Só para constar: a Condessa de Barral era dez anos mais velha do que seu amante, Pedro. Escolher uma atriz jovem e bonita, como Mariana Ximenes, para interpretá-la, pode ser apenas uma escolha "mercadológica" com o intuito de tornar a novela "mais atraente". Porém, fazê-la parecer mais jovem do que Pedro (Selton Mello) não deixa de ser um erro histórico.

DCI/ReproduçãoDCI/Reprodução

Mas qual é o problema disso?

Algumas pessoas argumentam que a novela é uma obra de ficção e não um documentário — essa é a justificativa dos próprios autores, Thereza Falcão e Alessandro Marson. A questão é que, quando se usam nomes, locais e acontecimentos históricos para fazer ficção, isso pode causar uma confusão com a realidade. Afinal, livros e documentários têm menos alcance do que uma novela transmitida na TV aberta.

A historiadora Carla Menegat, uma das especialistas que enumerou os erros de Nos Tempos do Imperador no Twitter, comentou que, se a intenção era fazer pura ficção sem compromisso algum com a realidade, os autores poderiam ter partido para outro gênero: a fantasia. Esse é o caso de produções como Bridgerton, da Netflix, que até tem uma roupagem "de época", mas deixam muito claro que não tem nenhuma proposta de ser verossímil.

Menegat observa que não há nenhum historiador que poderia ter auxiliado na correção dos erros na ficha técnica da novela e relata a sua experiência como consultora em produções desse tipo: quase toda intervenção dela era vista como prejudicial à liberdade criativa. O que certos autores parecem não entender é que a criatividade é permitida, mas dentro do possível para o período retratado. Em resumo, é necessário criar algo sem ofender a inteligência do telespectador. 

Imagem: Adoro Cinema/ReproduçãoImagem: Adoro Cinema/Reprodução

Erros históricos são comuns no audiovisual

Para terminar, não vamos focar apenas as críticas a Nos Tempos do Imperador. A novela tem cenografia e figurinos impecáveis, como é padrão da emissora. Além disso, os autores devem receber elogios pela forma como retrataram a princesa Leopoldina em Novo Mundo.

Esse é um dos erros históricos mais cometidos nas obras sobre a Independência do Brasil: valorizar demais e glamorizar Domitila, marquesa de Santos e amante de Dom Pedro I, enquanto se esquece da importância de Leopoldina, esposa do monarca, para o processo.

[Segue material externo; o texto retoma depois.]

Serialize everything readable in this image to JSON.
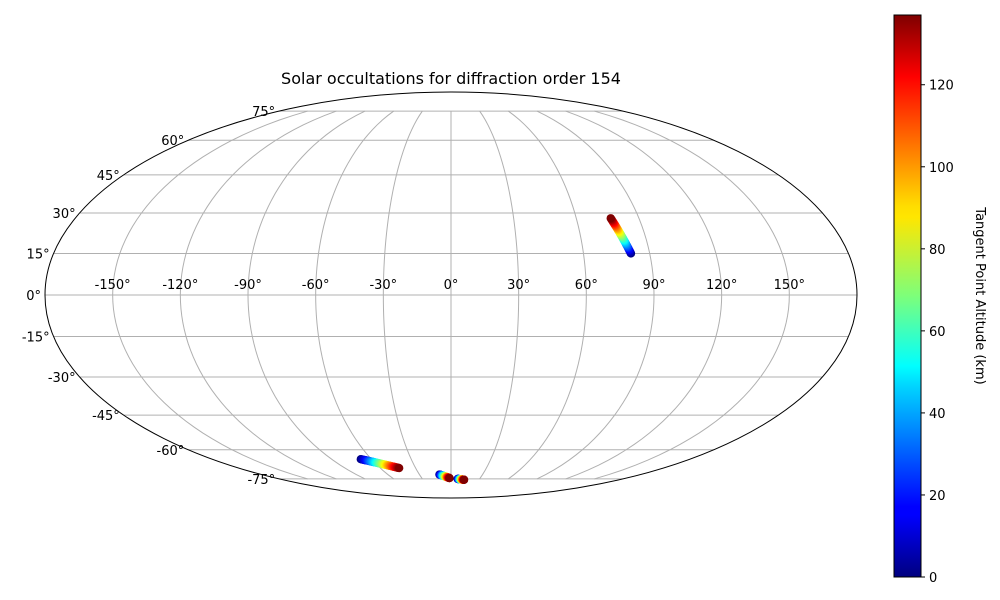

É possível observar isso em minisséries como O Quinto dos Infernos e Marquesa de Santos.

Outro equívoco que pode ser visto em dezenas de obras de época é a dos personagens "à frente de seu tempo". Tudo bem que estamos no século XXI e ressignificando muitos aspectos que a sociedade pregava no passado, mas é meio difícil acreditar em falas tão progressistas quanto um tweet de 2021, saindo da boca de pessoas do século XIX. Elizabeta, de Orgulho & Paixão, e Rosa, de Liberdade, Liberdade, são exemplos disso. 

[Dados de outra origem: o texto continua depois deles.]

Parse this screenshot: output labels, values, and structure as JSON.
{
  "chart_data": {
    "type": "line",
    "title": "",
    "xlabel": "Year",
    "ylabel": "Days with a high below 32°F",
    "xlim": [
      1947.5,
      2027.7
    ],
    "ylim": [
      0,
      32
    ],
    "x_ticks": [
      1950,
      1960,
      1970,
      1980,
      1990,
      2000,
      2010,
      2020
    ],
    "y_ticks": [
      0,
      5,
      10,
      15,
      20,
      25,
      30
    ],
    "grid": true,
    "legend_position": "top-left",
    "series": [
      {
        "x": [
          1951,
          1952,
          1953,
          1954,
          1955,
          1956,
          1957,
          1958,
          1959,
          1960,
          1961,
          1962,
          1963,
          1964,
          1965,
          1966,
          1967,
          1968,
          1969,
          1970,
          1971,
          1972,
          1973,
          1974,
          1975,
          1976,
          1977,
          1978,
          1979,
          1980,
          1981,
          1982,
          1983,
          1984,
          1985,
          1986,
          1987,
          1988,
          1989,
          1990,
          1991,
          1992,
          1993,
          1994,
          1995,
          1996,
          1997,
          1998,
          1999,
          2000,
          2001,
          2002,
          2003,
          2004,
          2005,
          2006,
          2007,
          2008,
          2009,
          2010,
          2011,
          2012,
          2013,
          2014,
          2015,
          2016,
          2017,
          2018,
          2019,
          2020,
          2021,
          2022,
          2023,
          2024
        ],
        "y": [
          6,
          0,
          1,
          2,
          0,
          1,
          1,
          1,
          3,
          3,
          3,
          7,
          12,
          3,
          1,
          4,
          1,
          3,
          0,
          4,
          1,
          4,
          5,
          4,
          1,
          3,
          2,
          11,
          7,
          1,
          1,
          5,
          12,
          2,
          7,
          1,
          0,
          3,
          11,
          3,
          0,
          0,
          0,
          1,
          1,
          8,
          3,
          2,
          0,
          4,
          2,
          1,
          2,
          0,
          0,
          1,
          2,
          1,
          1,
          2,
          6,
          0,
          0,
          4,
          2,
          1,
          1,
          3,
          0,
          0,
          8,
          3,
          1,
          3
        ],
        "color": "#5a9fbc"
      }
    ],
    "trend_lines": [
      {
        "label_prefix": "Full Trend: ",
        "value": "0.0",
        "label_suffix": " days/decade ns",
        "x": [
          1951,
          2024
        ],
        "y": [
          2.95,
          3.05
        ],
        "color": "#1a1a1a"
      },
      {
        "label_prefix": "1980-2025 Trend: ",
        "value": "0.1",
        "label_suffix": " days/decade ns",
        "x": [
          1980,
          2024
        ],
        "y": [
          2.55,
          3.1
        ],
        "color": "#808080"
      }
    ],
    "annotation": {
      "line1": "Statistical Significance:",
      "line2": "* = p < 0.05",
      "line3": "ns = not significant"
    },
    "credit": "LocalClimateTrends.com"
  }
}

Por fim, O Anjo de Hamburgo é outra produção dos estúdios Globo que ainda nem estreou e já está causando polêmica por inconsistências históricas. A série vai retratar a história de Aracy de Carvalho, que trabalhou no consulado brasileiro na cidade alemã e teria salvado famílias judias da perseguição nazista. O problema é que os documentos mostram que Aracy e seu marido, o vice-cônsul e escritor Guimarães Rosa, apenas fizeram seu trabalho ao conceder vistos para as famílias que pediam, sem nenhum heroísmo. Vamos ver o que vem por aí quando a série sair.